Sadly, these guys won't be in charge.
When the Liberal government took power late last year, they inherited an extremely troubled military procurement system.  To be fair, that broken system was in turn inherited by Conservative Party of Canada when it came to power back in 2006.  While there may have been a few bright spots along the way, some would argue that Chretien's "Decade of Darkness" for the Department of National Defense has lasted for an entire generation.

Thankfully, there are some signs to suggest we may soon see some positive movement.

First of all, there is finally some movement in the agonizing process to replace Canada's fixed wing search and rescue (FWSAR) fleet.

Next comes word that the government has formed a cabinet committee to look over future high-profile defense purchases.  While a committee can be a place where good ideas go to die, the high profile of the participants may suggest otherwise.

Then again, Harjit Sajjan might qualify as a "lumberjack commando".
It should be obvious that someone representing Canada's military would have a say in military procurement.  That comes in the form of Canada's very own "Badass Defence Minister" Harjit Sajjan.

Sajjan has certainly hit the ground running by changing Canada's mission against ISIS/ISIL.  He has also mentioned that Canada will not exclude the F-35 Lightning II as a possible CF-18 replacement.  While this may give the impression of backing down on the promise to cancel the F-35 purchase, it would be difficult to hold an "open and fair" competition whilst specifically excluding a contender.

Expect Sajjan to advocate for the best equipment for our military, or, more to the point, advocate for the choice of Canada's top military officials.

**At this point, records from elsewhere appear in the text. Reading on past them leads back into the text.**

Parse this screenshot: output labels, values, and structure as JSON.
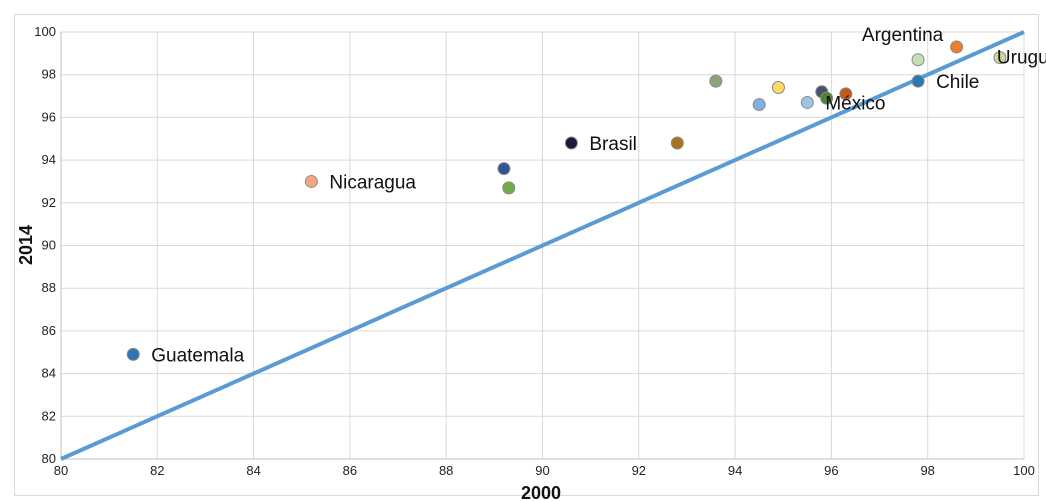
{
  "chart_data": {
    "type": "scatter",
    "title": "",
    "xlabel": "2000",
    "ylabel": "2014",
    "xlim": [
      80,
      100
    ],
    "ylim": [
      80,
      100
    ],
    "x_ticks": [
      "80",
      "82",
      "84",
      "86",
      "88",
      "90",
      "92",
      "94",
      "96",
      "98",
      "100"
    ],
    "y_ticks": [
      "80",
      "82",
      "84",
      "86",
      "88",
      "90",
      "92",
      "94",
      "96",
      "98",
      "100"
    ],
    "grid": true,
    "legend": "none",
    "reference_line": {
      "from": [
        80,
        80
      ],
      "to": [
        100,
        100
      ],
      "color": "#5b9bd5"
    },
    "points": [
      {
        "x": 81.5,
        "y": 84.9,
        "label": "Guatemala",
        "color": "#2e75b6"
      },
      {
        "x": 85.2,
        "y": 93.0,
        "label": "Nicaragua",
        "color": "#f4a582"
      },
      {
        "x": 89.2,
        "y": 93.6,
        "label": "",
        "color": "#2f5597"
      },
      {
        "x": 89.3,
        "y": 92.7,
        "label": "",
        "color": "#70ad47"
      },
      {
        "x": 90.6,
        "y": 94.8,
        "label": "Brasil",
        "color": "#1a1a3a"
      },
      {
        "x": 92.8,
        "y": 94.8,
        "label": "",
        "color": "#a9731c"
      },
      {
        "x": 93.6,
        "y": 97.7,
        "label": "",
        "color": "#8fa378"
      },
      {
        "x": 94.5,
        "y": 96.6,
        "label": "",
        "color": "#7fb0e0"
      },
      {
        "x": 94.9,
        "y": 97.4,
        "label": "",
        "color": "#ffd966"
      },
      {
        "x": 95.5,
        "y": 96.7,
        "label": "México",
        "color": "#9dc3e6"
      },
      {
        "x": 95.8,
        "y": 97.2,
        "label": "",
        "color": "#44546a"
      },
      {
        "x": 95.9,
        "y": 96.9,
        "label": "",
        "color": "#548235"
      },
      {
        "x": 96.3,
        "y": 97.1,
        "label": "",
        "color": "#c55a11"
      },
      {
        "x": 97.8,
        "y": 98.7,
        "label": "",
        "color": "#c5e0b4"
      },
      {
        "x": 97.8,
        "y": 97.7,
        "label": "Chile",
        "color": "#2e75b6"
      },
      {
        "x": 98.6,
        "y": 99.3,
        "label": "Argentina",
        "color": "#ed7d31"
      },
      {
        "x": 99.5,
        "y": 98.8,
        "label": "Uruguay",
        "color": "#c9d99a"
      }
    ]
  }
}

Navdeep Bains self-consciously hides the mustard stain on his tie.
 If Harjit Sajjan represents the concerns of Canada's military, Navdeep Bains will be representing the concerns of Canada's industry.  As Minister of Innovation, Science, and Economic Development; Bains will be under pressure to do what it takes to stimulate Canada's depressed economy.

In short, this means Bains will be advocating for whatever option has the best chance of providing Canadian jobs.

Scott Brison holding an invisible basketball.
With Canada on course to hit a $30 billion deficit this year, someone has to keep a tight hold on the pursestrings.  That job goes to Scott Brison, who sits as the President of the Treasury Board of Canada.

Brison is an experienced political veteran, having served as a former Minister of Public Works and Government Services.  Formerly a Progressive Conservative, he famously crossed the floor  shortly after it merged with the Canadian Alliance to form the Conservative Party of Canada.

Judy Foote, showing off her microphone cozy collection.
Bringing it all together is Judy Foote, Minister of Public Services and Procurement.  This department acts as a "central purchasing agent" for the Canadian Government.

Like Brison, Foote is a political veteran having been involved in both provincial politics and federal for quite some time.  She has served as both Deputy House Leader and Whip.

The Irving Shipyards 
Given the composition of the committee, it seems quite clear that Canada's National Shipbuilding Procurement Strategy is (fairly) safe for the time being.

With Sajjan representing the riding of Vancouver South (a stone's throw from the Seaspan Shipyards) and Brison representing Kings-Hants (a stone's throw from the Halifax Shipyard) it is safe to assume that the NSPS is mostly safe.

Despite the flailing Canadian economy, this group will be tasked with some of the most important military procurements in recent history.  Not only will they oversee the NSPS, but they have FWSAR and CF-18 replacement as well.

Let us hope they are up for the task.